For today's call, Rod will provide an overview of our performance for the first quarter then Jeff will discuss our results in more detail. After their prepared remarks, they will take your questions.
With that, let me turn the call over to Rod Hershberger. Rod?
Thanks Brad. Good morning, everyone. 2010 began with a brighter outlook than the past two years. Housing appears to be recovering, and for the first time in four years total starts in our core market were up 39% in the first quarter compared to last year. For the same comparable period, single-family starts were up 55%. Single-family starts also increased 30% when compared to the fourth quarter of 2009.
We welcome this increase in starts; however, we believe they were inflated somewhat by the tax incentives which motivated homebuyers to purchase new homes, particularly first-time homebuyers. Though these buyers typically buy at the lower end of the construction market, we are encouraged by the increased activity and anticipate a carryover into the broader new construction market.

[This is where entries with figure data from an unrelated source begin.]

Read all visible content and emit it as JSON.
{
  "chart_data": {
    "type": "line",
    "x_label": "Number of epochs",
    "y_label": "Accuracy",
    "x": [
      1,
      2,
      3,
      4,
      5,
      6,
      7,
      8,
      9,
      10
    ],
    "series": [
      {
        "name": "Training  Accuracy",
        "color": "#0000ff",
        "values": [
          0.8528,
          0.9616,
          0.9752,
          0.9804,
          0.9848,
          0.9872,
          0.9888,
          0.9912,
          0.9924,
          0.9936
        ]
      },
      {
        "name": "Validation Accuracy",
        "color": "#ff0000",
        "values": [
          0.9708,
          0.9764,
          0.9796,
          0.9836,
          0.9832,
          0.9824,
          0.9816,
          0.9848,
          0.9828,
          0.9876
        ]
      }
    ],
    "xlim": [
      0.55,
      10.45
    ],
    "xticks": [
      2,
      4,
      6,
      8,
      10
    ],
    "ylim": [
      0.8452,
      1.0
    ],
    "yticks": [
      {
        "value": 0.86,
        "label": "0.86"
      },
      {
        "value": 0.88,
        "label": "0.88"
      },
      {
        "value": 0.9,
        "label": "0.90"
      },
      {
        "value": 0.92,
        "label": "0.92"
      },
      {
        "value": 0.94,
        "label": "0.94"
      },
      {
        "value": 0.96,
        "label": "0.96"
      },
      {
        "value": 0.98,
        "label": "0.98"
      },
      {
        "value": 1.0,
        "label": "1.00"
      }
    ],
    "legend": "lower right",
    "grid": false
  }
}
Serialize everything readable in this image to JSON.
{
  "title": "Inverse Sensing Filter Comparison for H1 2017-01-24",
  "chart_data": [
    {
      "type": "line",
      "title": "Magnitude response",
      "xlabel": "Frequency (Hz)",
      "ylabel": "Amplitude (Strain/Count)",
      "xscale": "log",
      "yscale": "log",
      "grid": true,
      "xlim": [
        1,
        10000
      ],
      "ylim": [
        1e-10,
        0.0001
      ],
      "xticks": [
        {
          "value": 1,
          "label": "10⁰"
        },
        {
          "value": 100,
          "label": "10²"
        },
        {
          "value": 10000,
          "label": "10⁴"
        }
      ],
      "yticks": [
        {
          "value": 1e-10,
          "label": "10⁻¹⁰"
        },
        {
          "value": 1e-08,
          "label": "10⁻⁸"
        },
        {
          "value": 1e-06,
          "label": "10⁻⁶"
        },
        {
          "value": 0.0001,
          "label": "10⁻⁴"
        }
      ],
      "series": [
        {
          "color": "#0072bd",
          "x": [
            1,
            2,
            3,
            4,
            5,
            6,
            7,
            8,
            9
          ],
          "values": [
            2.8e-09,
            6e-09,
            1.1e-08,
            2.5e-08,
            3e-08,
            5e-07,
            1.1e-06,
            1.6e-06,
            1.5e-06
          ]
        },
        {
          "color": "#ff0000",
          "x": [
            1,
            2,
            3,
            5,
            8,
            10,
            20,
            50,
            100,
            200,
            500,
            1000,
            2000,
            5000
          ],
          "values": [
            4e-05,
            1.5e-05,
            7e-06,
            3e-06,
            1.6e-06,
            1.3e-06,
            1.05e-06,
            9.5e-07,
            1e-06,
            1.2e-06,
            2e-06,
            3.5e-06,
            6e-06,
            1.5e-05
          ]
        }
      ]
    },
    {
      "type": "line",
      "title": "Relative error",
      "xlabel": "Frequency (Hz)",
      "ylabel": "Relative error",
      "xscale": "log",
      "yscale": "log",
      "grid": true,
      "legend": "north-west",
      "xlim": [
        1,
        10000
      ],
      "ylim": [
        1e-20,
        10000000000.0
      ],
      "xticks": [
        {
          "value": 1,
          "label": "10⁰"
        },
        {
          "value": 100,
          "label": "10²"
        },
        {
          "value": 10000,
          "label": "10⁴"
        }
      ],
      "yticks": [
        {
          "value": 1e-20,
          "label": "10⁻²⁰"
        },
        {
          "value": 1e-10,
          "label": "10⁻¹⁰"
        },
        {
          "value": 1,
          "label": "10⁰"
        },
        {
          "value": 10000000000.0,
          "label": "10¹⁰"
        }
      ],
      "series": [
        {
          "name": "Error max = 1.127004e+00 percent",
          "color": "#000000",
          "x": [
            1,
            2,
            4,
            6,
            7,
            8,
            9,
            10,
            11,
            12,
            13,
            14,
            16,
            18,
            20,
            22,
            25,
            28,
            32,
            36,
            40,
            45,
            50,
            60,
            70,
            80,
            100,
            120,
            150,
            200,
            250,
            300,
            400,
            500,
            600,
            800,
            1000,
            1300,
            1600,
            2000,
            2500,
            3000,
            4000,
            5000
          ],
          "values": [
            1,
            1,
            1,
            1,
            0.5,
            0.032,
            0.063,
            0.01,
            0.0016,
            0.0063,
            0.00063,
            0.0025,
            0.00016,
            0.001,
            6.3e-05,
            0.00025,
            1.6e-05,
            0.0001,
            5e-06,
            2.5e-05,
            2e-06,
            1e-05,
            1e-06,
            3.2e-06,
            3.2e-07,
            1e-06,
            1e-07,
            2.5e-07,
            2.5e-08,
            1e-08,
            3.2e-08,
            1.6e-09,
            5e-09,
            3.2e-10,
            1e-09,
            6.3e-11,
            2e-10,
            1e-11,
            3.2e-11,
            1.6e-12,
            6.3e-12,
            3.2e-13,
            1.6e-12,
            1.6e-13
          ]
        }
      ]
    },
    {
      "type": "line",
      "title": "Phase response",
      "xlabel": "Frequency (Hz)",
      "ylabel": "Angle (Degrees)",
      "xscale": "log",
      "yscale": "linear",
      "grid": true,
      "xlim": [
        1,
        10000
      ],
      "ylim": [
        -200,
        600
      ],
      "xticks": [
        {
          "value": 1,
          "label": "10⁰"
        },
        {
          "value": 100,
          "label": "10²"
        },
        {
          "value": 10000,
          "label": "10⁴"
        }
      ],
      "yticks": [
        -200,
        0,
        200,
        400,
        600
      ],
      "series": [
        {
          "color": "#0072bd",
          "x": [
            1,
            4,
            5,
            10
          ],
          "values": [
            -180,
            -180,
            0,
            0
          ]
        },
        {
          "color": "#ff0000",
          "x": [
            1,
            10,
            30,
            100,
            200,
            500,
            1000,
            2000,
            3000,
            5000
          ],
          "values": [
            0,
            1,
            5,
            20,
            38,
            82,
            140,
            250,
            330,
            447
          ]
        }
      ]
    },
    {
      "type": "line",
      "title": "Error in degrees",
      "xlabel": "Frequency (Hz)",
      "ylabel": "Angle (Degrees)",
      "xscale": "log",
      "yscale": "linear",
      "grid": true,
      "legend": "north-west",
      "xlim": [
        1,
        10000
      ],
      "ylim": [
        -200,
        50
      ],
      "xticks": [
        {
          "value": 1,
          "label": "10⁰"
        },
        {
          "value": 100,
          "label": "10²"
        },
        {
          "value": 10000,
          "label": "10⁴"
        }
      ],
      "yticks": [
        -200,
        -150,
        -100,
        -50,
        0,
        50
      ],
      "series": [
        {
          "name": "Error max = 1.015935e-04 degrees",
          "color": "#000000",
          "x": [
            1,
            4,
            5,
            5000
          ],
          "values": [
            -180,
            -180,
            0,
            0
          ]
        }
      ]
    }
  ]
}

Other positive signs suggesting the beginning of a recovery include a 24% increase in existing home sales compared to the prior-year quarter in our primary market of Florida and a decrease in inventory levels compared to the prior year in certain primary market cities, including 28% in Miami and 12% in Tampa.
Home prices had the first year-over-year increase since December 2006. However, housing start levels are still much lower than what we would expect in a normal cycle, and many negative conditions still remain, such as pending foreclosures, high unemployment which is still around 10% nationally and over 12% in Florida. As a result, we continue to operate in a market whose return to normalcy is still quite unpredictable.
Sales in the first quarter decreased only 2% when compared to the first quarter of 2009. This is a combination of the decline in sales into the new construction market of 26%, mostly offset by an increase in sales into our R&R market of 11%.
As a percentage of total sales for the first quarter of 2010, R&R sales accounted for 77% and new construction sales accounted for 23% of sales. This compares to the first quarter of 2009 when R&R sales accounted for 69% and new construction represented 31%. The increase in R&R sales is due mainly to the success of our non-impact vinyl replacement product, SpectraGuard launched in 2009.
Sales of those products, which represented the main driver of our growth, increased $1.9 million year over year as we increased our distribution network in targeted states outside Florida. This resulted in an increase in our other state sales of $7.8 million in the first quarter, up 32% from a year ago and represents 19% of our sales for the quarter.
In previous calls, I mentioned some new products we recently launched. At this time, I'd like to update you on those products. Sales of our new sliding glass door launched last October were $2.8 million, up from $1.3 million in the fourth quarter of 2009, and continue to exceed our expectation.